Industry Canada has approved the takeover by Avaya Inc. of the enterprise assets of Nortel Networks Corp., which is operating under bankruptcy protection.

Basking Ridge, N.J.-based Avaya announced Friday the federal government completed a review required under the Investment Canada Act. Avaya won an auction in September when it agreed to pay US$915 million for the Nortel units that make switches, routers, firewalls, virtual private networking (VPNs), unified communications, private branch exchanges (PBXs), phones and key systems.

Nortel, which has lost money nearly every year except 1998, filed for protection from creditors last January. It has sold one wireless unit – which makes code division multiple access base stations for cellular carriers – to Telefonaktiebolaget LM Ericsson of Sweden for US$1.13 billion. That deal resulted in Ericsson hiring more than 900 former Nortel workers in Canada.

Earlier this month, Ciena Corp. won an auction to buy Nortel’s optical networking and carrier Ethernet units for US$769 million. That deal is still subject to regulatory approval.
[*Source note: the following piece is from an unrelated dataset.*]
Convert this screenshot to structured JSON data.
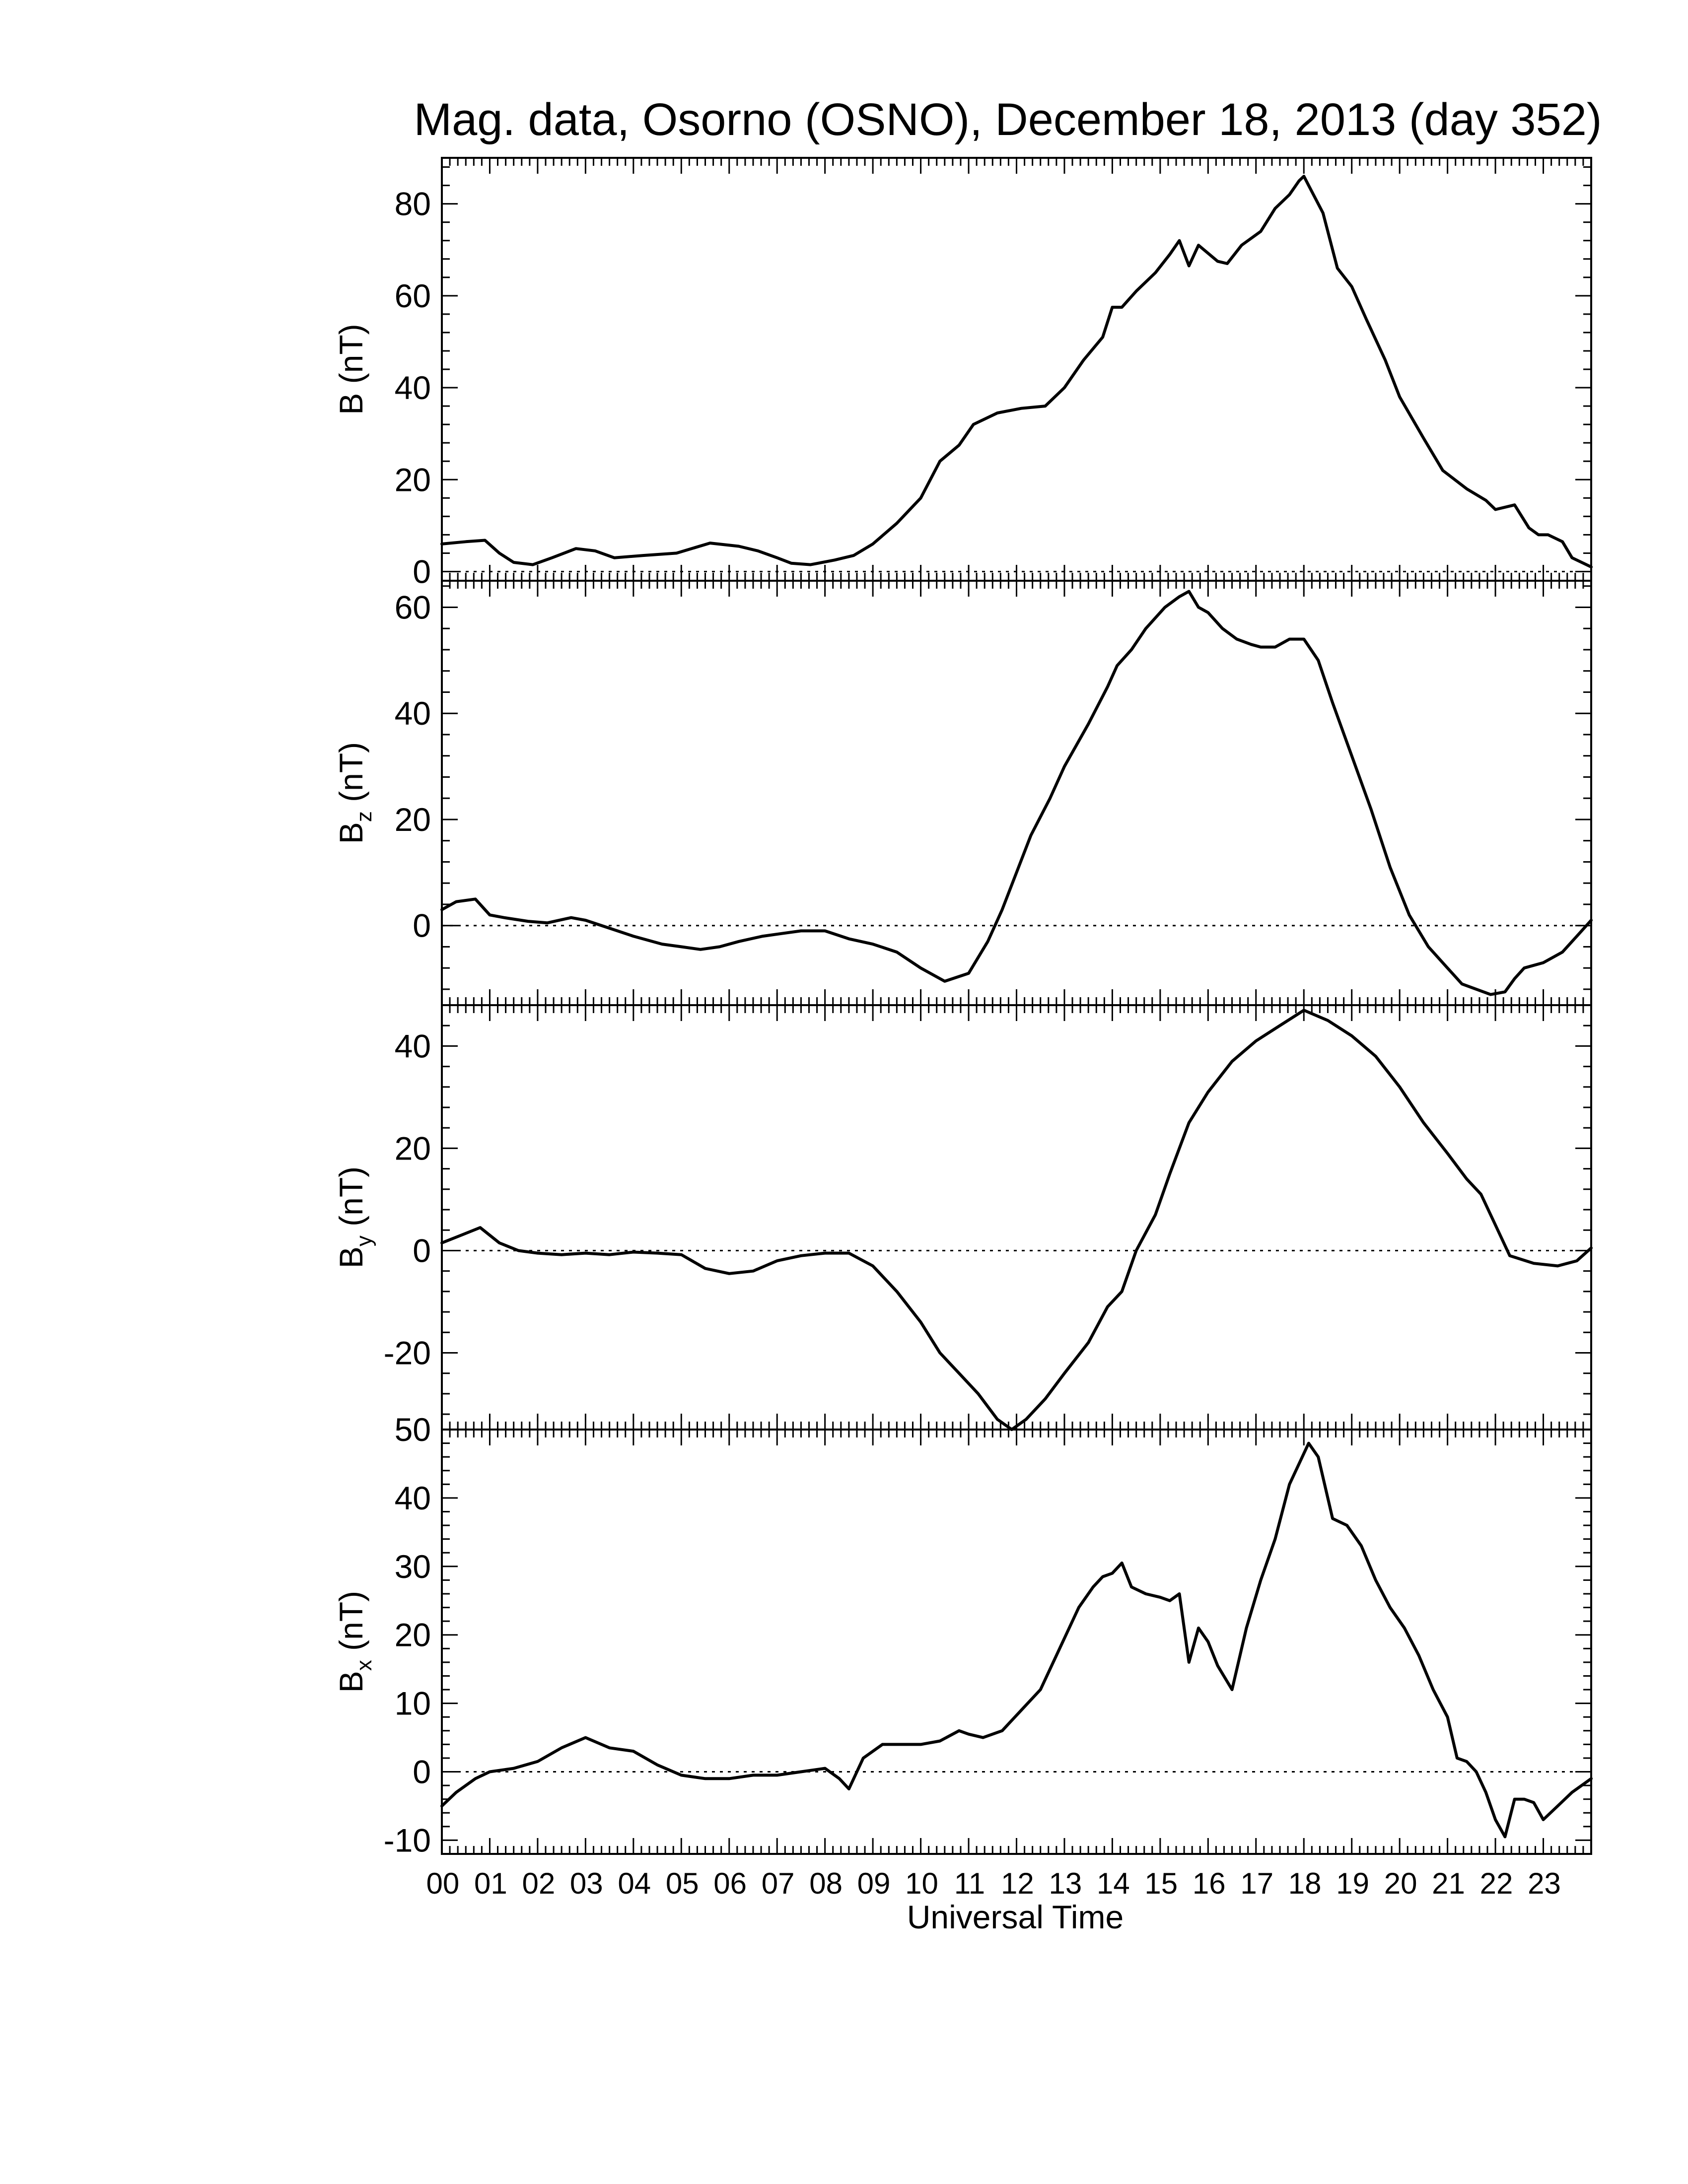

On Friday, Avaya said it expects the deal to buy the enterprise assets will close within a month. The US$915 million Avaya is paying is comprised of US$900 million in cash to Avaya and US$15 million in “employee retention.”

Avaya, which is privately held by Silver Lake Partners, was born as a separate firm in 2000, when Lucent Technologies Inc. decided to spin off its enterprise unit. Lucent was formerly known at AT&T Bell Labs and merged with Alcatel SA of France in 2006.

Last year, Avaya hired Charlie Giancarlo, a former executive with Cisco Systems Inc., as its chief executive officer. He was replaced by Kevin Kennedy.